I have an interest in bringing ideas from outside of the tech industry and seeing how they fit. After working with Kerim Satirli (@ksatirli) on my SysAdvent post about multiple root causes, he was kind enough to send me a book “Incident Management for Operations”. The book focuses on using the Incident Management System, pioneered in emergency services for fighting wildfires, in managing outages in tech.
“Incident Management for Operations” was authored by Rob Schnepp, Ron Vidal, and Chris Hawley of Blackrock 3 Partners. You can find the book on Amazon or Safari Books Online.
In A Nutshell
The authors have adapted the Incident Management System (IMS) for use in IT operations. IMS is a standardized, scalable method for incident response to facilitate coordination between responders. This translates nicely to organizations where separate departments or teams are responsible for different pieces of a business’s IT infrastructure, and multiple disciplines are required for incident resolution.
The book lays out the framework for IMS and includes examples of applying the framework to IT. Since implementation can vary in practice (alignment with DevOps, ITIL, etc.), the book stops short of prescribing how to setup organizations, but gives enough information to determine how your organization could adapt to IMS.

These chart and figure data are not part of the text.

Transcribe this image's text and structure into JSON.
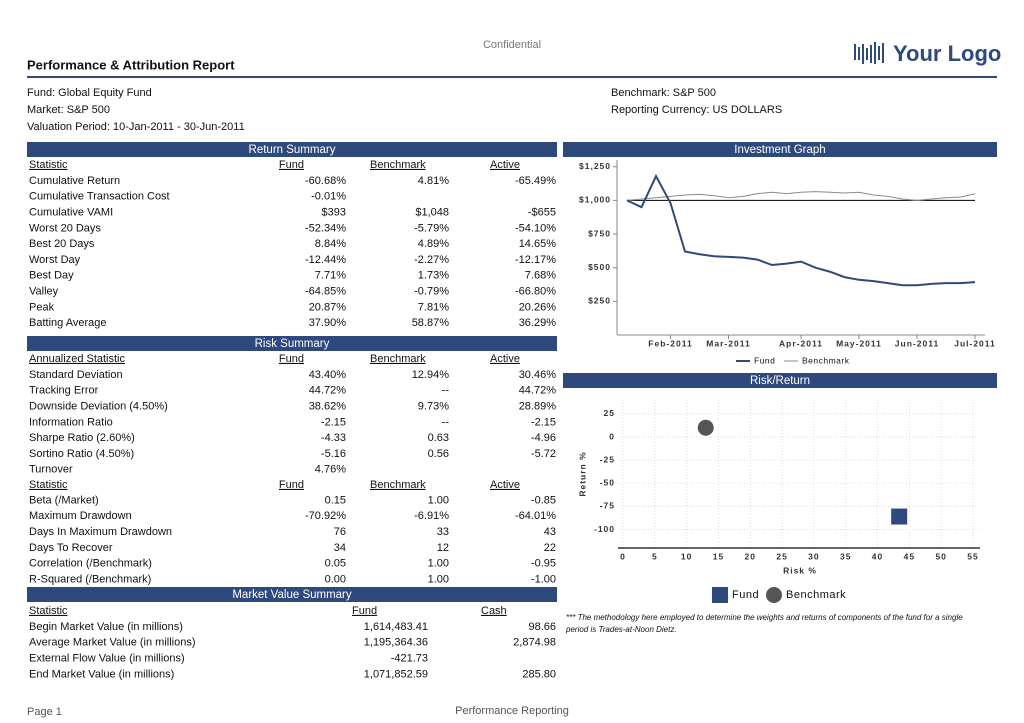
{
  "header": {
    "confidential": "Confidential",
    "title": "Performance & Attribution Report",
    "logo": "Your Logo"
  },
  "info": {
    "fund": "Fund: Global Equity Fund",
    "market": "Market: S&P 500",
    "valuation_period": "Valuation Period: 10-Jan-2011 - 30-Jun-2011",
    "benchmark": "Benchmark: S&P 500",
    "currency": "Reporting Currency: US DOLLARS"
  },
  "return_summary": {
    "title": "Return Summary",
    "columns": [
      "Statistic",
      "Fund",
      "Benchmark",
      "Active"
    ],
    "rows": [
      [
        "Cumulative Return",
        "-60.68%",
        "4.81%",
        "-65.49%"
      ],
      [
        "Cumulative Transaction Cost",
        "-0.01%",
        null,
        null
      ],
      [
        "Cumulative VAMI",
        "$393",
        "$1,048",
        "-$655"
      ],
      [
        "Worst 20 Days",
        "-52.34%",
        "-5.79%",
        "-54.10%"
      ],
      [
        "Best 20 Days",
        "8.84%",
        "4.89%",
        "14.65%"
      ],
      [
        "Worst Day",
        "-12.44%",
        "-2.27%",
        "-12.17%"
      ],
      [
        "Best Day",
        "7.71%",
        "1.73%",
        "7.68%"
      ],
      [
        "Valley",
        "-64.85%",
        "-0.79%",
        "-66.80%"
      ],
      [
        "Peak",
        "20.87%",
        "7.81%",
        "20.26%"
      ],
      [
        "Batting Average",
        "37.90%",
        "58.87%",
        "36.29%"
      ]
    ]
  },
  "risk_summary": {
    "title": "Risk Summary",
    "columns": [
      "Annualized Statistic",
      "Fund",
      "Benchmark",
      "Active"
    ],
    "rows": [
      [
        "Standard Deviation",
        "43.40%",
        "12.94%",
        "30.46%"
      ],
      [
        "Tracking Error",
        "44.72%",
        "--",
        "44.72%"
      ],
      [
        "Downside Deviation (4.50%)",
        "38.62%",
        "9.73%",
        "28.89%"
      ],
      [
        "Information Ratio",
        "-2.15",
        "--",
        "-2.15"
      ],
      [
        "Sharpe Ratio (2.60%)",
        "-4.33",
        "0.63",
        "-4.96"
      ],
      [
        "Sortino Ratio (4.50%)",
        "-5.16",
        "0.56",
        "-5.72"
      ],
      [
        "Turnover",
        "4.76%",
        null,
        null
      ]
    ],
    "columns2": [
      "Statistic",
      "Fund",
      "Benchmark",
      "Active"
    ],
    "rows2": [
      [
        "Beta (/Market)",
        "0.15",
        "1.00",
        "-0.85"
      ],
      [
        "Maximum Drawdown",
        "-70.92%",
        "-6.91%",
        "-64.01%"
      ],
      [
        "Days In Maximum Drawdown",
        "76",
        "33",
        "43"
      ],
      [
        "Days To Recover",
        "34",
        "12",
        "22"
      ],
      [
        "Correlation (/Benchmark)",
        "0.05",
        "1.00",
        "-0.95"
      ],
      [
        "R-Squared (/Benchmark)",
        "0.00",
        "1.00",
        "-1.00"
      ]
    ]
  },
  "market_value_summary": {
    "title": "Market Value Summary",
    "columns": [
      "Statistic",
      "Fund",
      "Cash"
    ],
    "rows": [
      [
        "Begin Market Value (in millions)",
        "1,614,483.41",
        "98.66"
      ],
      [
        "Average Market Value (in millions)",
        "1,195,364.36",
        "2,874.98"
      ],
      [
        "External Flow Value (in millions)",
        "-421.73",
        null
      ],
      [
        "End Market Value (in millions)",
        "1,071,852.59",
        "285.80"
      ]
    ]
  },
  "investment_graph": {
    "title": "Investment Graph",
    "chart_data": {
      "type": "line",
      "categories": [
        null,
        null,
        null,
        "Feb-2011",
        null,
        null,
        null,
        "Mar-2011",
        null,
        null,
        null,
        null,
        "Apr-2011",
        null,
        null,
        null,
        "May-2011",
        null,
        null,
        null,
        "Jun-2011",
        null,
        null,
        null,
        "Jul-2011"
      ],
      "series": [
        {
          "name": "Fund",
          "color": "#2e4a7d",
          "values": [
            1000,
            950,
            1180,
            980,
            620,
            600,
            585,
            580,
            575,
            560,
            520,
            530,
            545,
            500,
            470,
            430,
            410,
            400,
            385,
            370,
            370,
            380,
            385,
            385,
            393
          ]
        },
        {
          "name": "Benchmark",
          "color": "#8a8a8a",
          "values": [
            1000,
            1010,
            1020,
            1030,
            1040,
            1045,
            1035,
            1020,
            1030,
            1050,
            1060,
            1050,
            1060,
            1065,
            1060,
            1055,
            1060,
            1040,
            1030,
            1010,
            1000,
            1010,
            1020,
            1025,
            1048
          ]
        }
      ],
      "reference_line": 1000,
      "ylim": [
        0,
        1300
      ],
      "yticks": [
        {
          "value": 250,
          "label": "$250"
        },
        {
          "value": 500,
          "label": "$500"
        },
        {
          "value": 750,
          "label": "$750"
        },
        {
          "value": 1000,
          "label": "$1,000"
        },
        {
          "value": 1250,
          "label": "$1,250"
        }
      ]
    }
  },
  "risk_return": {
    "title": "Risk/Return",
    "chart_data": {
      "type": "scatter",
      "x_label": "Risk %",
      "y_label": "Return %",
      "grid": true,
      "series": [
        {
          "name": "Fund",
          "color": "#2e4a7d",
          "marker": "square",
          "x": [
            43.4
          ],
          "values": [
            -86
          ]
        },
        {
          "name": "Benchmark",
          "color": "#555555",
          "marker": "circle",
          "x": [
            13
          ],
          "values": [
            10
          ]
        }
      ],
      "xlim": [
        0,
        55
      ],
      "ylim": [
        -120,
        40
      ],
      "xticks": [
        0,
        5,
        10,
        15,
        20,
        25,
        30,
        35,
        40,
        45,
        50,
        55
      ],
      "yticks": [
        -100,
        -75,
        -50,
        -25,
        0,
        25
      ]
    }
  },
  "footnote": [
    "*** The methodology here employed to determine the weights and returns of components of the fund for a single",
    "period is Trades-at-Noon Dietz."
  ],
  "footer": {
    "page": "Page 1",
    "center": "Performance Reporting"
  }
}
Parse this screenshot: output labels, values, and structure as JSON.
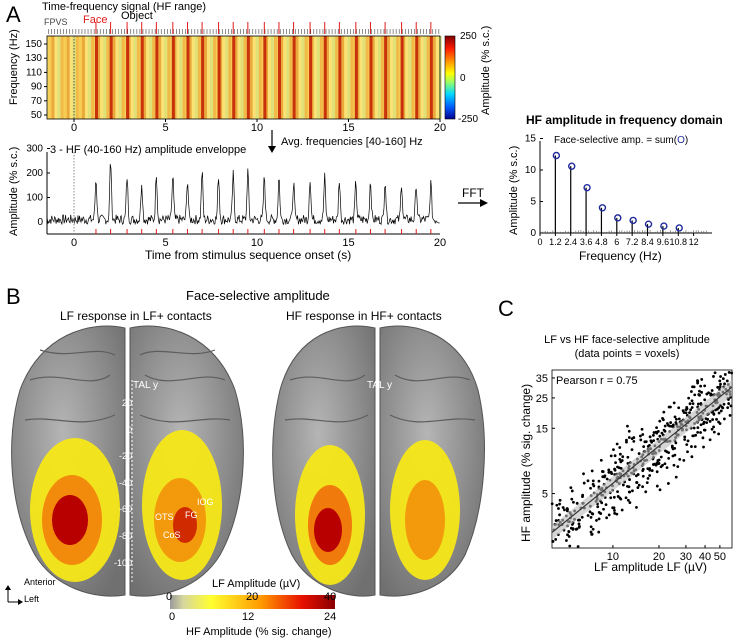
{
  "panels": {
    "a": "A",
    "b": "B",
    "c": "C"
  },
  "panelA": {
    "tf_title": "Time-frequency signal (HF range)",
    "fpvs": "FPVS",
    "face": "Face",
    "object": "Object",
    "tf_ylabel": "Frequency (Hz)",
    "tf_yticks": [
      "150",
      "130",
      "110",
      "90",
      "70",
      "50"
    ],
    "cbar_label": "Amplitude   (% s.c.)",
    "cbar_ticks": [
      "250",
      "0",
      "-250"
    ],
    "tf_xticks": [
      "0",
      "5",
      "10",
      "15",
      "20"
    ],
    "avg_note": "Avg. frequencies [40-160] Hz",
    "env_title": "3 - HF (40-160 Hz) amplitude enveloppe",
    "env_ylabel": "Amplitude (% s.c.)",
    "env_yticks": [
      "300",
      "200",
      "100",
      "0"
    ],
    "env_xticks": [
      "0",
      "5",
      "10",
      "15",
      "20"
    ],
    "env_xlabel": "Time from stimulus sequence onset (s)",
    "fft_label": "FFT",
    "colors": {
      "face_ticks": "#e01b1b",
      "accent": "#1f2a9c"
    }
  },
  "chart_data": [
    {
      "type": "line",
      "title": "3 - HF (40-160 Hz) amplitude enveloppe",
      "xlabel": "Time from stimulus sequence onset (s)",
      "ylabel": "Amplitude (% s.c.)",
      "xlim": [
        -2,
        20
      ],
      "ylim": [
        -40,
        300
      ],
      "face_peaks": {
        "x": [
          1.2,
          2.0,
          2.9,
          3.7,
          4.5,
          5.4,
          6.2,
          7.0,
          7.9,
          8.7,
          9.5,
          10.4,
          11.2,
          12.0,
          12.9,
          13.7,
          14.5,
          15.4,
          16.2,
          17.0,
          17.9,
          18.7,
          19.5
        ],
        "y": [
          170,
          240,
          175,
          155,
          190,
          180,
          165,
          195,
          180,
          185,
          200,
          175,
          175,
          150,
          170,
          175,
          165,
          155,
          160,
          165,
          150,
          145,
          150
        ]
      }
    },
    {
      "type": "bar",
      "title": "HF amplitude in frequency domain",
      "annotation": "Face-selective amp. = sum(",
      "xlabel": "Frequency (Hz)",
      "ylabel": "Amplitude (% s.c.)",
      "x": [
        1.2,
        2.4,
        3.6,
        4.8,
        6.0,
        7.2,
        8.4,
        9.6,
        10.8
      ],
      "values": [
        12.3,
        10.6,
        7.2,
        4.0,
        2.4,
        2.0,
        1.4,
        1.1,
        0.8
      ],
      "xticks": [
        "0",
        "1.2",
        "2.4",
        "3.6",
        "4.8",
        "6",
        "7.2",
        "8.4",
        "9.6",
        "10.8",
        "12"
      ],
      "yticks": [
        "0",
        "5",
        "10",
        "15"
      ],
      "ylim": [
        0,
        15
      ],
      "xlim": [
        0,
        13
      ]
    },
    {
      "type": "scatter",
      "title": "LF vs HF face-selective amplitude",
      "subtitle": "(data points = voxels)",
      "annotation": "Pearson r = 0.75",
      "xlabel": "LF amplitude LF (µV)",
      "ylabel": "HF amplitude (% sig. change)",
      "log_scale": true,
      "xticks": [
        "10",
        "20",
        "30",
        "40",
        "50"
      ],
      "yticks": [
        "5",
        "15",
        "25",
        "35"
      ],
      "xlim": [
        4,
        60
      ],
      "ylim": [
        2,
        40
      ],
      "fit_line": {
        "x": [
          4,
          60
        ],
        "y": [
          2.6,
          30
        ]
      }
    }
  ],
  "panelB": {
    "title": "Face-selective amplitude",
    "left_title": "LF response in LF+ contacts",
    "right_title": "HF response in HF+ contacts",
    "tal_label": "TAL y",
    "tal_ticks": [
      "20",
      "0",
      "-20",
      "-40",
      "-60",
      "-80",
      "-100"
    ],
    "region_labels": [
      "OTS",
      "CoS",
      "FG",
      "IOG"
    ],
    "anterior": "Anterior",
    "left": "Left",
    "cbar_top_label": "LF Amplitude (µV)",
    "cbar_top_ticks": [
      "0",
      "20",
      "40"
    ],
    "cbar_bottom_ticks": [
      "0",
      "12",
      "24"
    ],
    "cbar_bottom_label": "HF Amplitude (% sig. change)"
  }
}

The authors provide a number of mnemonics such as “CAN” (Conditions, Actions, Needs), “STAR” (Size up, Triage, Act, Review), and “TIME” (Tone, Interaction, Management, Engagement) to aid in implementing IMS and effectively leading as an Incident Commander. If your organization implements IMS, I’d suggest making a quick reference card with these mnemonics to put on your ID badge holder in case you forget during a 3 a.m. incident.